We present an observational study using high-resolution echelle spectroscopy of non-radiative collisionless shocks in a northeast filament of the Cygnus Loop supernova remnant. The shocks produce faint H-alpha; emission. The Balmer emission line profile is characterized by a narrow and a broad component. The narrow component is representative of the pre-shock conditions, while the broad component is produced after charge transfer between neutrals entering the shock and protons in the post-shock gas, thus reflecting the properties of the post-shock gas. We observe a diffuse H-alpha; region extending ~2.5 arcmin ahead of the shock with line width ~29 km/s, while the H-alpha; profile of the shock itself consists of a broader than expected narrow ~36 km/s and a broad ~250$ km/s component.

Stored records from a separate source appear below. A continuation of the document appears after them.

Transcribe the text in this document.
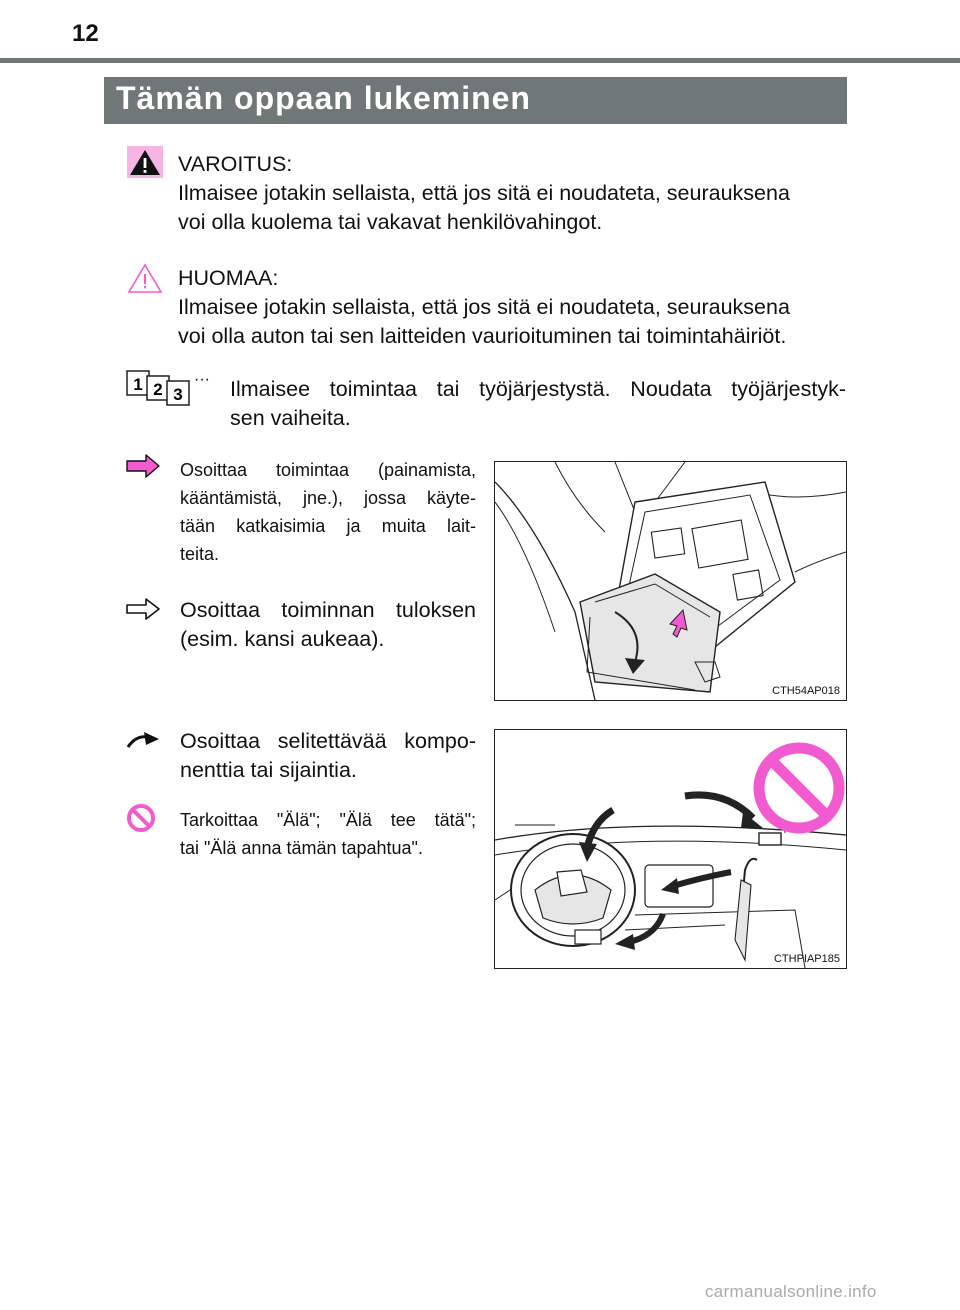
12
Tämän oppaan lukeminen
VAROITUS:
Ilmaisee jotakin sellaista, että jos sitä ei noudateta, seurauksena
voi olla kuolema tai vakavat henkilövahingot.
HUOMAA:
Ilmaisee jotakin sellaista, että jos sitä ei noudateta, seurauksena
voi olla auton tai sen laitteiden vaurioituminen tai toimintahäiriöt.
1 2 3
··· Ilmaisee toimintaa tai työjärjestystä. Noudata työjärjestyk-
sen vaiheita.
Osoittaa toimintaa (painamista,
kääntämistä, jne.), jossa käyte-
tään katkaisimia ja muita lait-
teita.
Osoittaa toiminnan tuloksen
(esim. kansi aukeaa).
Osoittaa selitettävää kompo-
nenttia tai sijaintia.
Tarkoittaa "Älä"; "Älä tee tätä";
tai "Älä anna tämän tapahtua".
CTH54AP018
CTHPIAP185
carmanualsonline.info
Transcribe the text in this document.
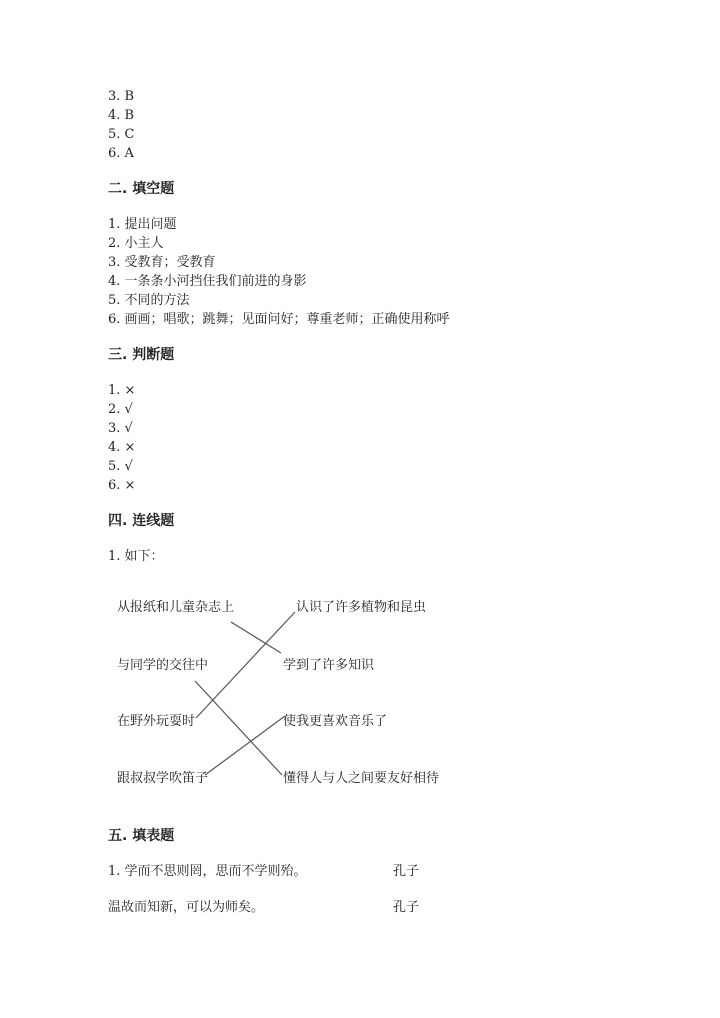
3. B
4. B
5. C
6. A
二. 填空题
1. 提出问题
2. 小主人
3. 受教育；受教育
4. 一条条小河挡住我们前进的身影
5. 不同的方法
6. 画画；唱歌；跳舞；见面问好；尊重老师；正确使用称呼
三. 判断题
1. ×
2. √
3. √
4. ×
5. √
6. ×
四. 连线题
1. 如下：
从报纸和儿童杂志上
与同学的交往中
在野外玩耍时
跟叔叔学吹笛子
认识了许多植物和昆虫
学到了许多知识
使我更喜欢音乐了
懂得人与人之间要友好相待
五. 填表题
1. 学而不思则罔，思而不学则殆。	孔子
温故而知新，可以为师矣。	孔子
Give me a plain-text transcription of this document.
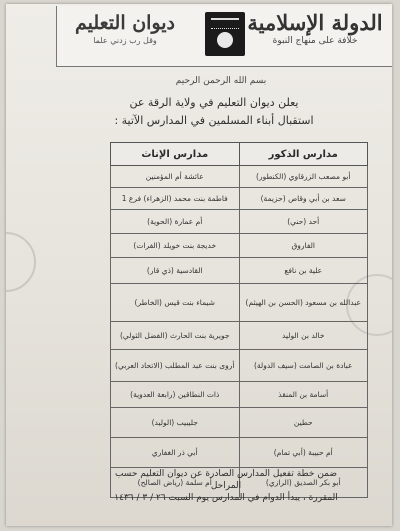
ديوان التعليم
وقل رب زدني علما
الدولة الإسلامية
خلافة على منهاج النبوة
بسم الله الرحمن الرحيم
يعلن ديوان التعليم في ولاية الرقة عن
استقبال أبناء المسلمين في المدارس الآتية :
مدارس الذكور	مدارس الإناث
أبو مصعب الزرقاوي (الكنطور)	عائشة أم المؤمنين
سعد بن أبي وقاص (حزيمة)	فاطمة بنت محمد (الزهراء) فرع 1
أحد (حني)	أم عمارة (الحوية)
الفاروق	خديجة بنت خويلد (الفرات)
علية بن نافع	القادسية (ذي قار)
عبدالله بن مسعود (الحسن بن الهيثم)	شيماء بنت قيس (الخاطر)
خالد بن الوليد	جويرية بنت الحارث (الفضل الثولي)
عبادة بن الصامت (سيف الدولة)	أروى بنت عبد المطلب (الاتحاد العربي)
أسامة بن المنقذ	ذات النطاقين (رابعة العدوية)
حطين	جليبيب (الوليد)
أم حبيبة (أبي تمام)	أبي ذر الغفاري
أبو بكر الصديق (الرازي)	أم سلمة (رياض الصالح)
ضمن خطة تفعيل المدارس الصادرة عن ديوان التعليم حسب المراحل
المقررة ، يبدأ الدوام في المدارس يوم السبت ٢٦ / ٣ / ١٤٣٦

The diffuse emission represents a photoionization precursor heated to ~18,000 K by He I and He II emission. Broad to narrow intensity ratios Ib/In of ~1.0 imply full electron-proton temperature equilibration. Broad component line widths indicate shock velocities of ~400 km/s. Comparison with shock velocities computed using proper motions and distance, suggests the distance to the Cygnus Loop is greater than the upper limit of 637 pc, implying an actual distance of ~890 pc.



Wednesday, September 4th

Rotational Synchronization May Enhance Habitability for Circumbinary Planets: Kepler Binary Case Study

Joni Clark

We report a mechanism capable of reducing (or increasing) stellar activity in binary stars, thereby potentially enhancing (or destroying) circumbinary habitability. In single stars, stellar aggression towards planetary atmospheres causes mass-loss, which is especially detrimental for late-type stars, because habitable zones are very close and activity is long lasting. In binaries, tidal rotational breaking reduces magnetic activity, thus reducing harmful levels of XUV radiation and stellar mass-loss that are able to erode planetary atmospheres. We study this mechanism for all cofirmed circumbinary (p-type) planets. We find that main sequence twins provide minimal ux variation and in some cases improved environments, if the stars rotationally synchronize within the first Gyr. Solar-like twins, like Kepler 34 and Kepler 35, provide low habitable zone XUV fluxes and stellar wind pressures. These wide, moist, habitable zones may potentially support multiple habitable planets. Solartype stars with lower mass companions, like Kepler 47, allow for protected planets over a wide range of secondary masses and binary periods. Kepler 38 and related binaries are marginal cases. Kepler 64 and analogues have dramatically reduced stellar aggression due to synchronization of the primary, but are limited by the short lifetime. Kepler 16 appears to be inhospitable to planets due to extreme XUV flux. These results have important implications for estimates of the number of stellar systems containing habitable planets in the Galaxy and allow for the selection of binaries suitable for follow-up searches for habitable planets.